I wanted to play this game again since I enjoyed it. The game is exactly like Age of Empires 2 (Which runs fine on my computer) with a Star Wars theme. When I went to install SWGB, the process got to 25% and then an error message popped up saying the following:

Component Transfer Error
Component:	Game
File Group:	Game Files
File: D:\GameData\data2.cab
Error: Data error (cyclic redundancy check).

I had to click ok, then the installation stopped and the installation wizard closed itself out.

My computer is by no means old. It runs some of the more modern games in highest quality settings with little issue. I bought some of what was the most recent parts on Newegg back last December, my bro built it and got the computer set up for me. He's currently finishing up his master's in IT, so he knows what he's doing. As a result he's typically too busy with research papers and whatnot. That's why I'm coming here. I want to know where the problem is and if I could fix it.

Ok, if the link is right, the following will take anyone interested to my xfire profile, which has my gaming rig information uploaded. http://www.xfire.com/profile/

If you don't get my profile, search for griff91.


----------



## koala (Mar 27, 2005)

*Error: Data error (cyclic redundancy check)* means there's a problem with the game CD, the drive or the data cable. Test the disc in another computer. Try copying the files from the disc onto your hard drive and install from there.


----------



## Griff91 (Jul 30, 2010)

Now provided I understood your instructions right, I did the following:

I copied the files onto a flashdrive straight from the other computer, took it to my computer, copied it into my program files, but when I inserted a disk to play, it still required installation.

Forgive me if I didn't do what you intended for me to do, but I know very little about computer stuff.


----------



## koala (Mar 27, 2005)

Sorry, I should have explained more clearly.

Open Windows Explorer and create a new folder on your C: hard drive. Call it C:\Install.

Go to the CD drive in Windows Explorer and copy all the files and folders from the CD into the C:\Install folder you've just created, then run the setup from there instead of from the CD.
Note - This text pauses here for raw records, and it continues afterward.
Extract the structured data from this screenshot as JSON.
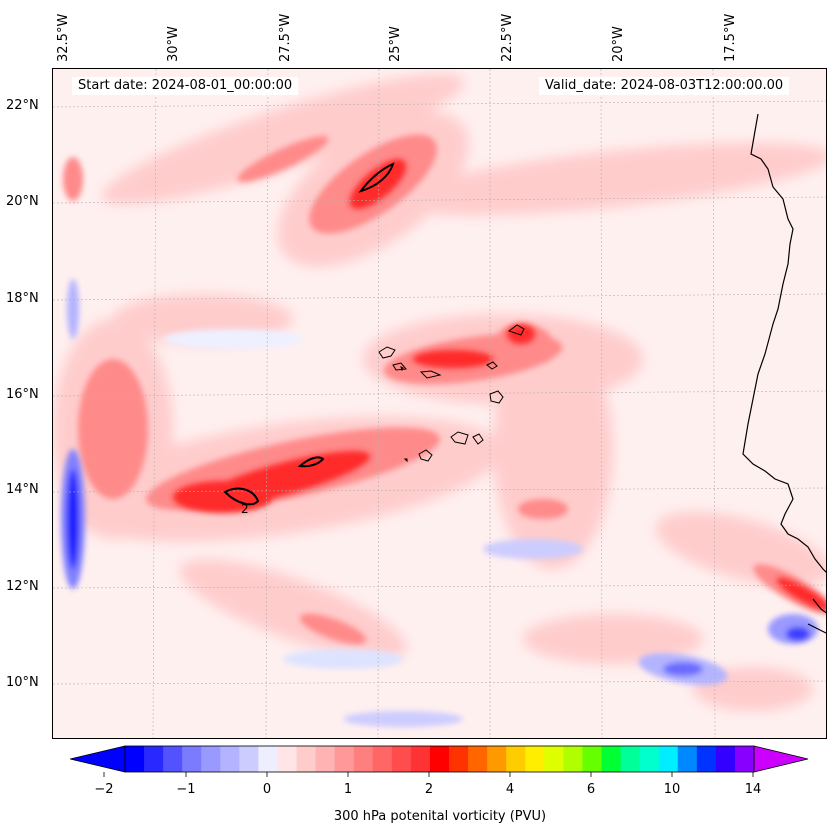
{
  "map": {
    "start_date": "Start date: 2024-08-01_00:00:00",
    "valid_date": "Valid_date: 2024-08-03T12:00:00.00",
    "lon_labels": [
      "32.5°W",
      "30°W",
      "27.5°W",
      "25°W",
      "22.5°W",
      "20°W",
      "17.5°W"
    ],
    "lat_labels": [
      "22°N",
      "20°N",
      "18°N",
      "16°N",
      "14°N",
      "12°N",
      "10°N"
    ],
    "contour_label": "2",
    "colors": {
      "background_field": "#fff0f0",
      "light_red": "#ffcccc",
      "mid_red": "#ff8a8a",
      "strong_red": "#ff3333",
      "deep_red": "#ff0000",
      "light_blue": "#dde3ff",
      "mid_blue": "#8080ff",
      "deep_blue": "#1a1aff",
      "coastline": "#000000"
    }
  },
  "colorbar": {
    "label": "300 hPa potenital vorticity (PVU)",
    "tick_labels": [
      "−2",
      "−1",
      "0",
      "1",
      "2",
      "4",
      "6",
      "10",
      "14"
    ],
    "colors": [
      "#0000ff",
      "#2929ff",
      "#5252ff",
      "#7b7bff",
      "#9999ff",
      "#b3b3ff",
      "#ccccff",
      "#eeeeff",
      "#ffe5e5",
      "#ffcccc",
      "#ffb3b3",
      "#ff9999",
      "#ff7f7f",
      "#ff6666",
      "#ff4c4c",
      "#ff3333",
      "#ff0000",
      "#ff3300",
      "#ff6600",
      "#ff9900",
      "#ffcc00",
      "#ffee00",
      "#ddff00",
      "#b0ff00",
      "#66ff00",
      "#00ff33",
      "#00ff99",
      "#00ffcc",
      "#00eeff",
      "#0088ff",
      "#0033ff",
      "#3300ff",
      "#8800ff"
    ],
    "low_extend_color": "#0000ff",
    "high_extend_color": "#cc00ff"
  }
}
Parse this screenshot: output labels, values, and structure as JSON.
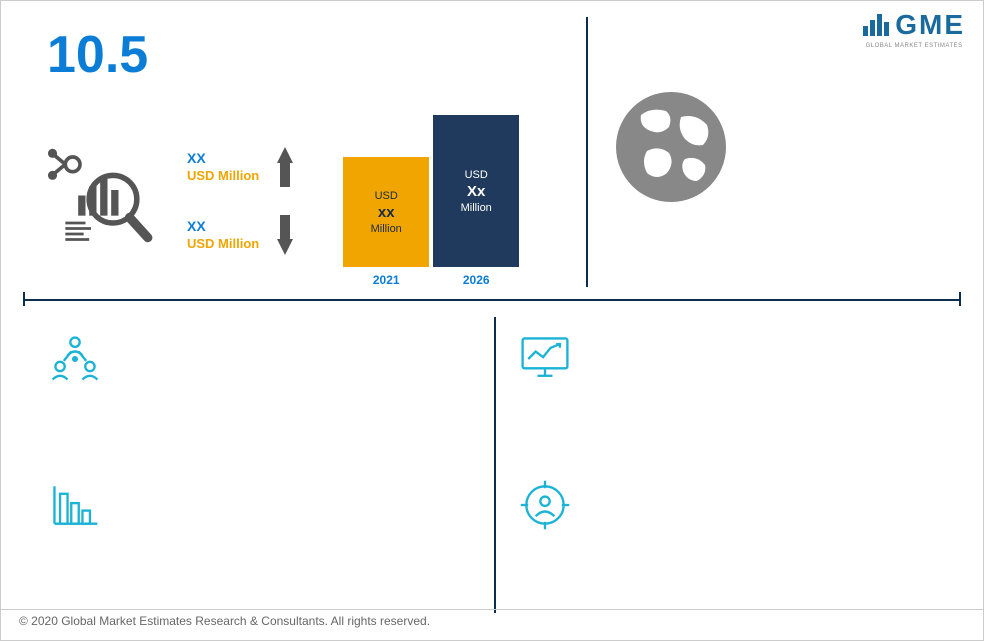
{
  "header": {
    "big_number": "10.5",
    "big_number_color": "#0b7dd6",
    "logo_text": "GME",
    "logo_subtext": "GLOBAL MARKET ESTIMATES"
  },
  "updown": {
    "up_xx": "XX",
    "up_usd": "USD Million",
    "down_xx": "XX",
    "down_usd": "USD Million",
    "xx_color": "#0b7dd6",
    "usd_color": "#f0a500"
  },
  "bars": {
    "bar1": {
      "year": "2021",
      "currency": "USD",
      "value": "xx",
      "unit": "Million",
      "height": 110,
      "color": "#f0a500",
      "text_color": "#1a2b44",
      "label_color": "#0b7dd6"
    },
    "bar2": {
      "year": "2026",
      "currency": "USD",
      "value": "Xx",
      "unit": "Million",
      "height": 152,
      "color": "#1f3a5c",
      "text_color": "#ffffff",
      "label_color": "#0b7dd6"
    }
  },
  "colors": {
    "divider": "#0b2d4e",
    "icon_gray": "#555555",
    "icon_cyan": "#1ab3d6",
    "globe": "#888888",
    "footer_text": "#666666"
  },
  "footer": {
    "text": "© 2020 Global Market Estimates Research & Consultants. All rights reserved."
  }
}
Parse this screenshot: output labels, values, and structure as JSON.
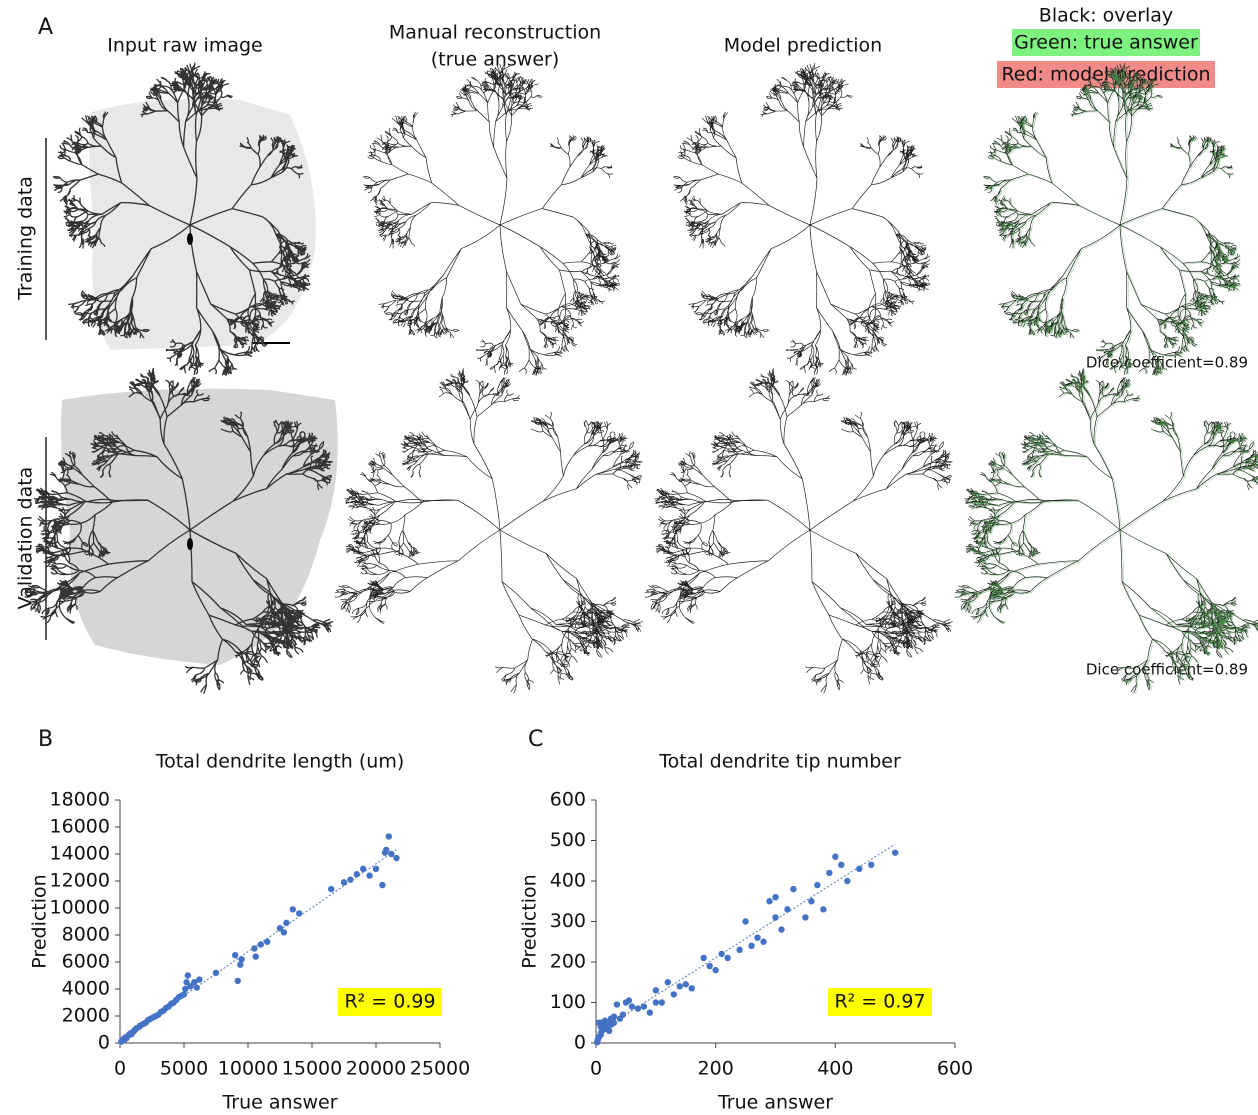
{
  "panel_a": {
    "label": "A",
    "column_titles": [
      [
        "Input raw image"
      ],
      [
        "Manual reconstruction",
        "(true answer)"
      ],
      [
        "Model prediction"
      ],
      [
        "Black: overlay"
      ]
    ],
    "legend": [
      "Green: true answer",
      "Red: model prediction"
    ],
    "row_labels": [
      "Training data",
      "Validation data"
    ],
    "dice": [
      "Dice coefficient=0.89",
      "Dice coefficient=0.89"
    ]
  },
  "chart_data": [
    {
      "type": "scatter",
      "panel": "B",
      "title": "Total dendrite length (um)",
      "x_label": "True answer",
      "y_label": "Prediction",
      "annotation": "R² = 0.99",
      "color": "#4472c4",
      "trendline": true,
      "xlim": [
        0,
        25000
      ],
      "ylim": [
        0,
        18000
      ],
      "xticks": [
        0,
        5000,
        10000,
        15000,
        20000,
        25000
      ],
      "yticks": [
        0,
        2000,
        4000,
        6000,
        8000,
        10000,
        12000,
        14000,
        16000,
        18000
      ],
      "x": [
        100,
        200,
        300,
        400,
        500,
        600,
        700,
        800,
        900,
        1000,
        1100,
        1200,
        1300,
        1500,
        1600,
        1800,
        2000,
        2200,
        2400,
        2600,
        2800,
        3000,
        3200,
        3400,
        3600,
        3800,
        4000,
        4200,
        4400,
        4600,
        4800,
        5000,
        5100,
        5200,
        5300,
        5500,
        5800,
        6000,
        6200,
        7500,
        9000,
        9200,
        9400,
        9500,
        10500,
        10600,
        11000,
        11500,
        12500,
        12800,
        13000,
        13500,
        14000,
        16500,
        17500,
        18000,
        18500,
        19000,
        19500,
        20000,
        20500,
        20700,
        21000,
        21200,
        21600,
        20800
      ],
      "y": [
        100,
        250,
        200,
        400,
        350,
        500,
        600,
        700,
        650,
        800,
        900,
        1000,
        1100,
        1200,
        1300,
        1400,
        1500,
        1700,
        1800,
        1900,
        2000,
        2100,
        2300,
        2400,
        2600,
        2700,
        2900,
        3000,
        3200,
        3400,
        3500,
        3600,
        4000,
        4500,
        5000,
        4200,
        4500,
        4100,
        4700,
        5200,
        6500,
        4600,
        5800,
        6200,
        7000,
        6400,
        7300,
        7500,
        8500,
        8200,
        8900,
        9900,
        9600,
        11400,
        11900,
        12100,
        12500,
        12900,
        12400,
        12900,
        11700,
        14100,
        15300,
        14000,
        13700,
        14300
      ]
    },
    {
      "type": "scatter",
      "panel": "C",
      "title": "Total dendrite tip number",
      "x_label": "True answer",
      "y_label": "Prediction",
      "annotation": "R² = 0.97",
      "color": "#4472c4",
      "trendline": true,
      "xlim": [
        0,
        600
      ],
      "ylim": [
        0,
        600
      ],
      "xticks": [
        0,
        200,
        400,
        600
      ],
      "yticks": [
        0,
        100,
        200,
        300,
        400,
        500,
        600
      ],
      "x": [
        2,
        3,
        5,
        5,
        8,
        8,
        10,
        10,
        12,
        15,
        15,
        18,
        20,
        22,
        25,
        25,
        28,
        30,
        30,
        35,
        40,
        45,
        50,
        55,
        60,
        70,
        80,
        90,
        100,
        100,
        110,
        120,
        130,
        140,
        150,
        160,
        180,
        190,
        200,
        210,
        220,
        240,
        250,
        260,
        270,
        280,
        290,
        300,
        300,
        310,
        320,
        330,
        350,
        360,
        370,
        380,
        390,
        400,
        410,
        420,
        440,
        460,
        500
      ],
      "y": [
        2,
        8,
        15,
        50,
        20,
        40,
        30,
        50,
        45,
        35,
        55,
        40,
        50,
        30,
        45,
        60,
        55,
        50,
        65,
        95,
        60,
        70,
        100,
        105,
        90,
        85,
        90,
        75,
        100,
        130,
        100,
        150,
        120,
        140,
        145,
        135,
        210,
        190,
        180,
        220,
        210,
        230,
        300,
        240,
        260,
        250,
        350,
        360,
        310,
        280,
        330,
        380,
        310,
        350,
        390,
        330,
        420,
        460,
        440,
        400,
        430,
        440,
        470
      ]
    }
  ]
}
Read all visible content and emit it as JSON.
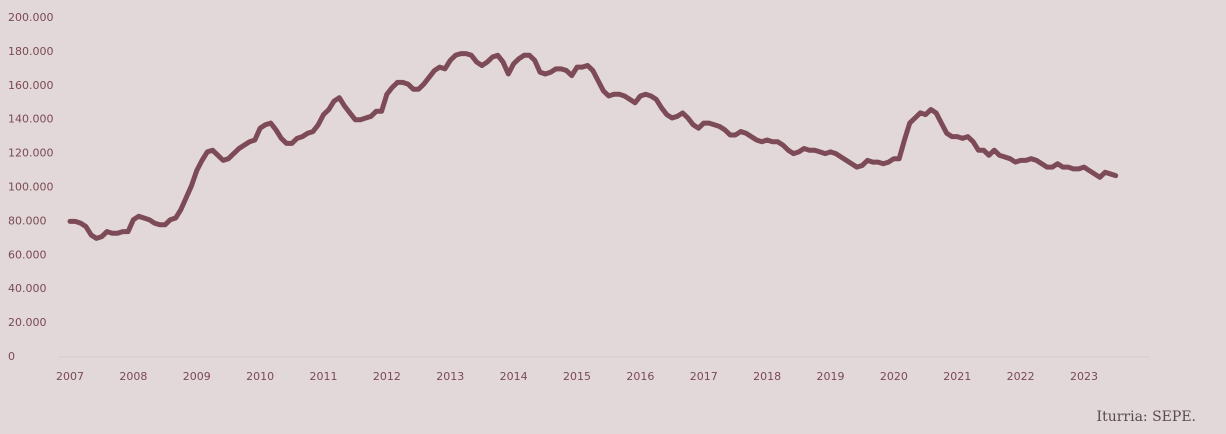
{
  "chart_data": {
    "type": "line",
    "source": "Iturria: SEPE.",
    "categories": [
      "2007",
      null,
      null,
      null,
      null,
      null,
      null,
      null,
      null,
      null,
      null,
      null,
      "2008",
      null,
      null,
      null,
      null,
      null,
      null,
      null,
      null,
      null,
      null,
      null,
      "2009",
      null,
      null,
      null,
      null,
      null,
      null,
      null,
      null,
      null,
      null,
      null,
      "2010",
      null,
      null,
      null,
      null,
      null,
      null,
      null,
      null,
      null,
      null,
      null,
      "2011",
      null,
      null,
      null,
      null,
      null,
      null,
      null,
      null,
      null,
      null,
      null,
      "2012",
      null,
      null,
      null,
      null,
      null,
      null,
      null,
      null,
      null,
      null,
      null,
      "2013",
      null,
      null,
      null,
      null,
      null,
      null,
      null,
      null,
      null,
      null,
      null,
      "2014",
      null,
      null,
      null,
      null,
      null,
      null,
      null,
      null,
      null,
      null,
      null,
      "2015",
      null,
      null,
      null,
      null,
      null,
      null,
      null,
      null,
      null,
      null,
      null,
      "2016",
      null,
      null,
      null,
      null,
      null,
      null,
      null,
      null,
      null,
      null,
      null,
      "2017",
      null,
      null,
      null,
      null,
      null,
      null,
      null,
      null,
      null,
      null,
      null,
      "2018",
      null,
      null,
      null,
      null,
      null,
      null,
      null,
      null,
      null,
      null,
      null,
      "2019",
      null,
      null,
      null,
      null,
      null,
      null,
      null,
      null,
      null,
      null,
      null,
      "2020",
      null,
      null,
      null,
      null,
      null,
      null,
      null,
      null,
      null,
      null,
      null,
      "2021",
      null,
      null,
      null,
      null,
      null,
      null,
      null,
      null,
      null,
      null,
      null,
      "2022",
      null,
      null,
      null,
      null,
      null,
      null,
      null,
      null,
      null,
      null,
      null,
      "2023",
      null,
      null,
      null,
      null,
      null,
      null
    ],
    "values": [
      80000,
      80000,
      79000,
      77000,
      72000,
      70000,
      71000,
      74000,
      73000,
      73000,
      74000,
      74000,
      81000,
      83000,
      82000,
      81000,
      79000,
      78000,
      78000,
      81000,
      82000,
      87000,
      94000,
      101000,
      110000,
      116000,
      121000,
      122000,
      119000,
      116000,
      117000,
      120000,
      123000,
      125000,
      127000,
      128000,
      135000,
      137000,
      138000,
      134000,
      129000,
      126000,
      126000,
      129000,
      130000,
      132000,
      133000,
      137000,
      143000,
      146000,
      151000,
      153000,
      148000,
      144000,
      140000,
      140000,
      141000,
      142000,
      145000,
      145000,
      155000,
      159000,
      162000,
      162000,
      161000,
      158000,
      158000,
      161000,
      165000,
      169000,
      171000,
      170000,
      175000,
      178000,
      179000,
      179000,
      178000,
      174000,
      172000,
      174000,
      177000,
      178000,
      174000,
      167000,
      173000,
      176000,
      178000,
      178000,
      175000,
      168000,
      167000,
      168000,
      170000,
      170000,
      169000,
      166000,
      171000,
      171000,
      172000,
      169000,
      163000,
      157000,
      154000,
      155000,
      155000,
      154000,
      152000,
      150000,
      154000,
      155000,
      154000,
      152000,
      147000,
      143000,
      141000,
      142000,
      144000,
      141000,
      137000,
      135000,
      138000,
      138000,
      137000,
      136000,
      134000,
      131000,
      131000,
      133000,
      132000,
      130000,
      128000,
      127000,
      128000,
      127000,
      127000,
      125000,
      122000,
      120000,
      121000,
      123000,
      122000,
      122000,
      121000,
      120000,
      121000,
      120000,
      118000,
      116000,
      114000,
      112000,
      113000,
      116000,
      115000,
      115000,
      114000,
      115000,
      117000,
      117000,
      128000,
      138000,
      141000,
      144000,
      143000,
      146000,
      144000,
      138000,
      132000,
      130000,
      130000,
      129000,
      130000,
      127000,
      122000,
      122000,
      119000,
      122000,
      119000,
      118000,
      117000,
      115000,
      116000,
      116000,
      117000,
      116000,
      114000,
      112000,
      112000,
      114000,
      112000,
      112000,
      111000,
      111000,
      112000,
      110000,
      108000,
      106000,
      109000,
      108000,
      107000
    ],
    "color": "#7d4b57",
    "ylim": [
      0,
      200000
    ],
    "yticks": [
      {
        "value": 0,
        "label": "0"
      },
      {
        "value": 20000,
        "label": "20.000"
      },
      {
        "value": 40000,
        "label": "40.000"
      },
      {
        "value": 60000,
        "label": "60.000"
      },
      {
        "value": 80000,
        "label": "80.000"
      },
      {
        "value": 100000,
        "label": "100.000"
      },
      {
        "value": 120000,
        "label": "120.000"
      },
      {
        "value": 140000,
        "label": "140.000"
      },
      {
        "value": 160000,
        "label": "160.000"
      },
      {
        "value": 180000,
        "label": "180.000"
      },
      {
        "value": 200000,
        "label": "200.000"
      }
    ],
    "grid": false
  }
}
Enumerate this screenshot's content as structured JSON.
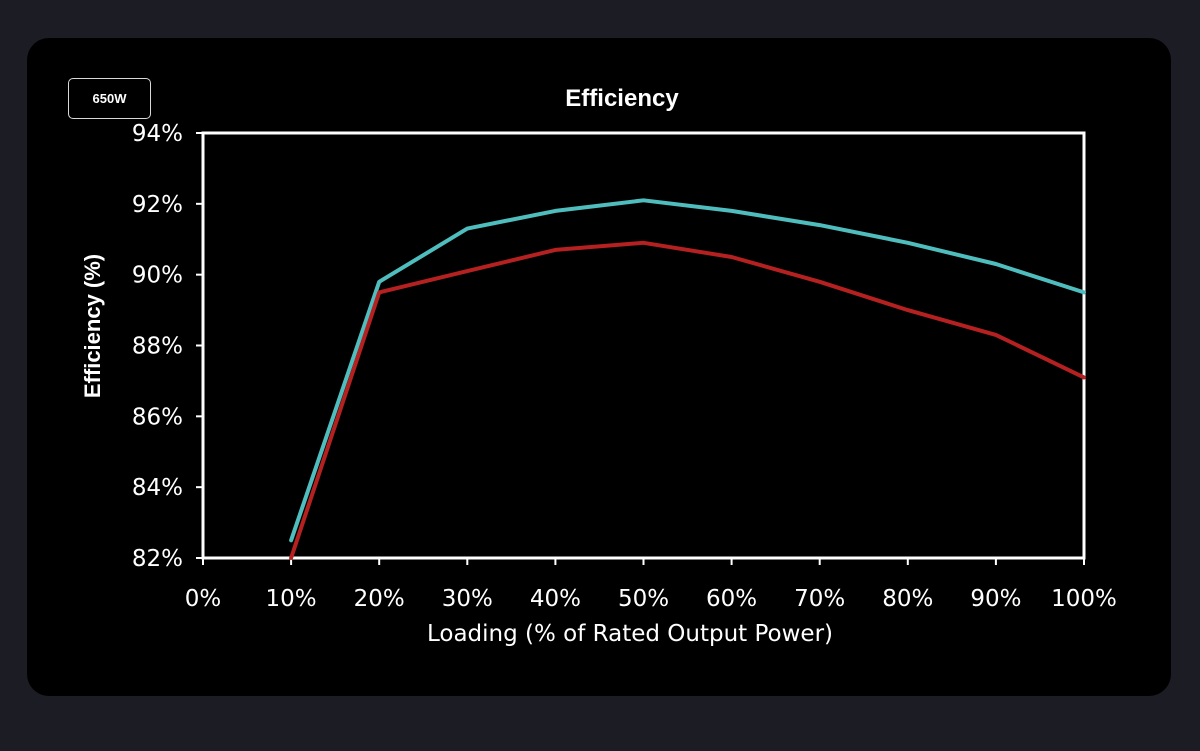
{
  "badge": {
    "label": "650W"
  },
  "colors": {
    "series_a": "#4fbdbd",
    "series_b": "#b52020",
    "axis": "#ffffff",
    "text": "#ffffff"
  },
  "chart_data": {
    "type": "line",
    "title": "Efficiency",
    "xlabel": "Loading (% of Rated Output Power)",
    "ylabel": "Efficiency (%)",
    "x": [
      10,
      20,
      30,
      40,
      50,
      60,
      70,
      80,
      90,
      100
    ],
    "x_ticks": [
      "0%",
      "10%",
      "20%",
      "30%",
      "40%",
      "50%",
      "60%",
      "70%",
      "80%",
      "90%",
      "100%"
    ],
    "y_ticks": [
      "82%",
      "84%",
      "86%",
      "88%",
      "90%",
      "92%",
      "94%"
    ],
    "xlim": [
      0,
      100
    ],
    "ylim": [
      82,
      94
    ],
    "grid": false,
    "series": [
      {
        "values": [
          82.5,
          89.8,
          91.3,
          91.8,
          92.1,
          91.8,
          91.4,
          90.9,
          90.3,
          89.5
        ],
        "color": "#4fbdbd"
      },
      {
        "values": [
          82.0,
          89.5,
          90.1,
          90.7,
          90.9,
          90.5,
          89.8,
          89.0,
          88.3,
          87.1
        ],
        "color": "#b52020"
      }
    ]
  }
}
What you've done is copy the installed game files from one computer to another. This is not the same as doing a proper installation, because you've missed out some of the hidden files and registry entries that are created when you run the setup/install.

If this doesn't work, check the disc for scratches and fingerprints. You can also try and install the game on another computer using the CD. If it works on the other computer with no errors, this tells you that the CD is ok, but your CD drive or data cable could be faulty.


----------